While in school, Zukofsky singled out Ezra Pound as the only living poet that mattered, just as Pound had done years earlier with William Butler Yeats. In 1927, Zukofsky sent Pound his “Poem beginning ‘The,’” a slanted parody of T. S. Eliot’s The Waste Land that addresses the poet’s mother and includes slices of Dante and Virginia Woolf. Pound was impressed by the poem and published it a year later in the journal Exile. Zukofsky further impressed Pound by writing the first analyses of Pound’s The Cantos in 1929, which were still unfinished at the time. Pound then persuaded Harriet Monroe, Chicago heiress and founder of Poetry, to allow Zukofsky to edit a special issue for her in February of 1931.

Zukofsky’s special issue, “‘Objectivists’ 1931,” unveiled what would later become the Objectivist movement, a group of poets that included Charles Reznikoff, George Oppen, and Carl Rakosi, as well as Zukofsky himself. The issue also included work by poets who would remain associated with the group in various ways, such as William Carlos Williams and Kenneth Rexroth.

In 1932, Zukofsky edited An “Objectivists” Anthology (To Publishers, 1932), which further defined the group, though without indicating any single aesthetic position. Zukofsky’s own contribution to the anthology included the first seven movements of “A,” an ambitious poem in a juxtapositional style akin to that of The Cantos in its cohesiveness and length. Begun in 1927, Zukofsky spent the rest of his life working on “A,” expanding the epic to twenty-four sections, mirroring the hours of the day. The poem weaves together politics and family, traditional forms, and free verse, and features Zukofsky’s own father as a major theme. The complete version of “A” was finally at the printers when the poet died in 1978.

The 1930s proved to be an extremely busy decade for Zukofsky, in both his artistic and personal life. Not only did he continue to work on “A,” but he made great progress on a number of other manuscripts, including many short poems that were later collected in 55 Poems (The Press of James A. Decker, 1941), as well as the compilation A Test of Poetry (1948), a self-published teaching anthology. In 1933 he met musician and composer Celia Thaew, whom he courted and later married in August 1939. Their only son, Paul, was born in 1943. He was a child prodigy on the violin and eventually became one of the world’s most noted performers and conductors of twentieth-century music.

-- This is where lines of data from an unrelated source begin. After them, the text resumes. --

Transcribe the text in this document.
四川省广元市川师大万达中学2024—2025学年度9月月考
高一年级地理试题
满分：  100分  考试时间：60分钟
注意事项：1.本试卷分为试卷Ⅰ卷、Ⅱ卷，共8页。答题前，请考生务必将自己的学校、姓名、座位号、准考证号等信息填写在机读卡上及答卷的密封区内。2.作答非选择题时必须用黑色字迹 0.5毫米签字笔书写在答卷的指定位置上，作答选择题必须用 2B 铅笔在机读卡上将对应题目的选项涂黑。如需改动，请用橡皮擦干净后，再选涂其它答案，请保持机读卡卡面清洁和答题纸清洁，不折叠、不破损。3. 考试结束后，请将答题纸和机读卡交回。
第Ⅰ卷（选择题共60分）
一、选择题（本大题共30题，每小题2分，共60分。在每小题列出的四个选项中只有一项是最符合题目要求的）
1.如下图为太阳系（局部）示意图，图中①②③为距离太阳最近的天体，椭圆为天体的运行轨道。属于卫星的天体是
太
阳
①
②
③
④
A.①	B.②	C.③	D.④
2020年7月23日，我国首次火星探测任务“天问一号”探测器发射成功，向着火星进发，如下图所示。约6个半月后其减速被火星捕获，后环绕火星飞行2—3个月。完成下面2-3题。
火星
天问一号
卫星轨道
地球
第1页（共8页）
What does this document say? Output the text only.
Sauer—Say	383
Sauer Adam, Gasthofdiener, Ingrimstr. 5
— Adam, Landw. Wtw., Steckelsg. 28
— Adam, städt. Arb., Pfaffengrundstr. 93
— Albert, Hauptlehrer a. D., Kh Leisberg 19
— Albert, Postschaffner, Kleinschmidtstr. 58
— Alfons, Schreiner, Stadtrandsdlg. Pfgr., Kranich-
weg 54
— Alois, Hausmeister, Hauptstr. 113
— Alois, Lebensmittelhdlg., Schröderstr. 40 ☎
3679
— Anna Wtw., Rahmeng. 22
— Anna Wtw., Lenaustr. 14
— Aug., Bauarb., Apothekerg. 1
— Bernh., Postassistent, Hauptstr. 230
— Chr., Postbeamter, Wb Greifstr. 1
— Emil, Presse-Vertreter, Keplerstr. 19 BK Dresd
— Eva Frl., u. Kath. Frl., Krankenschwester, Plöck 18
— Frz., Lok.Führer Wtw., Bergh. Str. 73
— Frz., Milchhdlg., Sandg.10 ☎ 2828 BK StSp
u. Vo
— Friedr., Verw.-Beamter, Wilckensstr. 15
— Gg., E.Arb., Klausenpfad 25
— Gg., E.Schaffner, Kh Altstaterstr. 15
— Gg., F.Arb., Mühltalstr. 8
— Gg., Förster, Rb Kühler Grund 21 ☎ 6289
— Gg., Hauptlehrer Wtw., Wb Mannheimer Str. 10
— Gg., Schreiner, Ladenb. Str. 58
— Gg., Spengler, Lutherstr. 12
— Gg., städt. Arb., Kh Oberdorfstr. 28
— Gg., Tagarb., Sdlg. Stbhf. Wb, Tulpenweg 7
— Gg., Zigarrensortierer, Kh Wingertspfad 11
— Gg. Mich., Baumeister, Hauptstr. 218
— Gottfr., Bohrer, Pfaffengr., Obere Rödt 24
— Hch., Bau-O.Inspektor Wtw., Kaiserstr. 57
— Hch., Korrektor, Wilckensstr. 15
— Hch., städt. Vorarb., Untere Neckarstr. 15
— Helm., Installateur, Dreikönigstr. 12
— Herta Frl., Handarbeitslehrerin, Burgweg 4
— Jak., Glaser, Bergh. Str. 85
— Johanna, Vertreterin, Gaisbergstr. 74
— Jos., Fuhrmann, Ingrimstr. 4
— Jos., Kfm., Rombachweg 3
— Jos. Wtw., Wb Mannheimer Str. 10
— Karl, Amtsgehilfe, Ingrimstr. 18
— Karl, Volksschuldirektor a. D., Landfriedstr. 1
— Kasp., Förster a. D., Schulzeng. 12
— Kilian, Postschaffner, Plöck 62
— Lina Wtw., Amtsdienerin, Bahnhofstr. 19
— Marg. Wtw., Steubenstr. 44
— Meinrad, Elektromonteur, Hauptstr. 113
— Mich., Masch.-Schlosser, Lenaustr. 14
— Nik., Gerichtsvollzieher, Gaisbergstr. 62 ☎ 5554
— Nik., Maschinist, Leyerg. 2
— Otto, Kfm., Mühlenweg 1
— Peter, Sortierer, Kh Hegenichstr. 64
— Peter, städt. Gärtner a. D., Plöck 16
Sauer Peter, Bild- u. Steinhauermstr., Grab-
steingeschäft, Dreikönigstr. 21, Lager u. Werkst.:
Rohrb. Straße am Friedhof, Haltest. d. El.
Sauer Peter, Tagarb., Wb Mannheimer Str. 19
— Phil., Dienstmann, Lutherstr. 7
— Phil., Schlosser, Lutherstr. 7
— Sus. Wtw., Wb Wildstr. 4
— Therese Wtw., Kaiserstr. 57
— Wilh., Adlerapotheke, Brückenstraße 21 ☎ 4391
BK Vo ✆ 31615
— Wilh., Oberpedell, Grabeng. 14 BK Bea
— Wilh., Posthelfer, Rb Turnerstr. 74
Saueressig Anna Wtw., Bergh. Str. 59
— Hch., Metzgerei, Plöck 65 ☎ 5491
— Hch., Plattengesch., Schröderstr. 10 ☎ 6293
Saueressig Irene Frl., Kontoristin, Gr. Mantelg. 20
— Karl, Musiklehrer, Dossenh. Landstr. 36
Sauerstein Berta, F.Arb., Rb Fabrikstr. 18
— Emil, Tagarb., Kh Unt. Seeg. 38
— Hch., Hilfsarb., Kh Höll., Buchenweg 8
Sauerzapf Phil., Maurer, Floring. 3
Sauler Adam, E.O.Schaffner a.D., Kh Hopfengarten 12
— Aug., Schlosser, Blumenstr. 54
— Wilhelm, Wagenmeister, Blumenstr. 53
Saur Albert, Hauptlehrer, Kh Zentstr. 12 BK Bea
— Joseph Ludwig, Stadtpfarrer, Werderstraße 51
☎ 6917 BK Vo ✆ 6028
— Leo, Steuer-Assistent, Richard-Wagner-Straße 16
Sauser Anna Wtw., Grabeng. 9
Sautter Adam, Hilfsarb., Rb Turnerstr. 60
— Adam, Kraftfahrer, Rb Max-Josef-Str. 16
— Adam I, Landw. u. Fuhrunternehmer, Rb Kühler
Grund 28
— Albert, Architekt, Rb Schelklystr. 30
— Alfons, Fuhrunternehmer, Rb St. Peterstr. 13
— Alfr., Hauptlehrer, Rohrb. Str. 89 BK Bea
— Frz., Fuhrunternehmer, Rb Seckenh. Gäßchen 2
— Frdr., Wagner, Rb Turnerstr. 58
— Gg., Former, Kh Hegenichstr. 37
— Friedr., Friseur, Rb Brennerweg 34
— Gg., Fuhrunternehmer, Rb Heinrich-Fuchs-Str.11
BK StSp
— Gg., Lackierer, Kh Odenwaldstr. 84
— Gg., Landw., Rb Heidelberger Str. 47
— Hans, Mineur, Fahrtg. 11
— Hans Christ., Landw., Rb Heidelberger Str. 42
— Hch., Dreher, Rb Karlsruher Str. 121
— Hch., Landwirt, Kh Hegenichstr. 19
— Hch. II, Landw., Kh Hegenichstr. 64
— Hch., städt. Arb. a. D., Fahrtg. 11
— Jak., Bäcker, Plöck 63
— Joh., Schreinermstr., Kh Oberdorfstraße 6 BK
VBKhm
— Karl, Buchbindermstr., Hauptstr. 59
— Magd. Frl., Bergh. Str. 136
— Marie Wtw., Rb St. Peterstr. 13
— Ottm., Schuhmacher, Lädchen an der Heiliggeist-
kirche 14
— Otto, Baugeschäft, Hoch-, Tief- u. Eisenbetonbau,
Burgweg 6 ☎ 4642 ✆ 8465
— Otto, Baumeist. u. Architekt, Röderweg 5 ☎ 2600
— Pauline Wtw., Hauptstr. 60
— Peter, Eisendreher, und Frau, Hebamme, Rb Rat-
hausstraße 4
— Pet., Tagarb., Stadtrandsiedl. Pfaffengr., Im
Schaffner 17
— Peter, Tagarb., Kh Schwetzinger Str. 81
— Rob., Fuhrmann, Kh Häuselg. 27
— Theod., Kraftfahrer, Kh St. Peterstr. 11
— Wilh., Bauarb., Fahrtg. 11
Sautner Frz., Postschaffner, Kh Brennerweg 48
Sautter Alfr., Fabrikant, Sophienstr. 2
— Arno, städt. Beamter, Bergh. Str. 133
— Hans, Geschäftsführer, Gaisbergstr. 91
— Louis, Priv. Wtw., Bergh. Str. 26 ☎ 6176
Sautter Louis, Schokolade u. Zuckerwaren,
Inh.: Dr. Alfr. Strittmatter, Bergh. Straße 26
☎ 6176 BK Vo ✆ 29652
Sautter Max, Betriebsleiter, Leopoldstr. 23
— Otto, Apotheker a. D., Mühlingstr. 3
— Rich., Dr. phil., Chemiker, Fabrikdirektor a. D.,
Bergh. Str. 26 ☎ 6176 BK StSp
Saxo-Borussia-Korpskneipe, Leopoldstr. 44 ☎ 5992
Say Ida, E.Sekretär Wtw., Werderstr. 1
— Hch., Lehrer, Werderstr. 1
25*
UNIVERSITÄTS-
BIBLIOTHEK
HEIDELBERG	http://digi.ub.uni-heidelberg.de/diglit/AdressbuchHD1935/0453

Zukofsky’s family, specifically his wife, played a large role in his writing throughout his life, collaborating and offering key support for works such as his translation of Catullus (1969), his Autobiography (Grossman Publishers, 1970), and even sections of “A.”

Despite the attention Objectivism received as a major poetic movement of the 1930s, Zukofsky’s own work never achieved much recognition outside literary circles. His poetry tended to be obscure, experimental, and intellectual. As Guy Davenport wrote in the journal Parnassus, Zukofsky is a “poet’s poet’s poet,” one whose work is intended for a select audience of connoisseurs. In later years, Zukofsky’s work became deeply influential to poets in both the Black Mountain and Language movements.

When Zukofsky died on May 12, 1978, in Port Jefferson, New York, he had published forty-nine books, including poetry, short fiction, and critical essays. He had also won National Endowment for the Arts grants in 1967 and 1968, the National Institute of Arts and Letters grants in 1976, and an honorary doctorate from Bard College in 1977. The first complete edition of his work “A” (New Directions) and another collection, 80 Flowers (Stinehour Press), were published posthumously in 1978.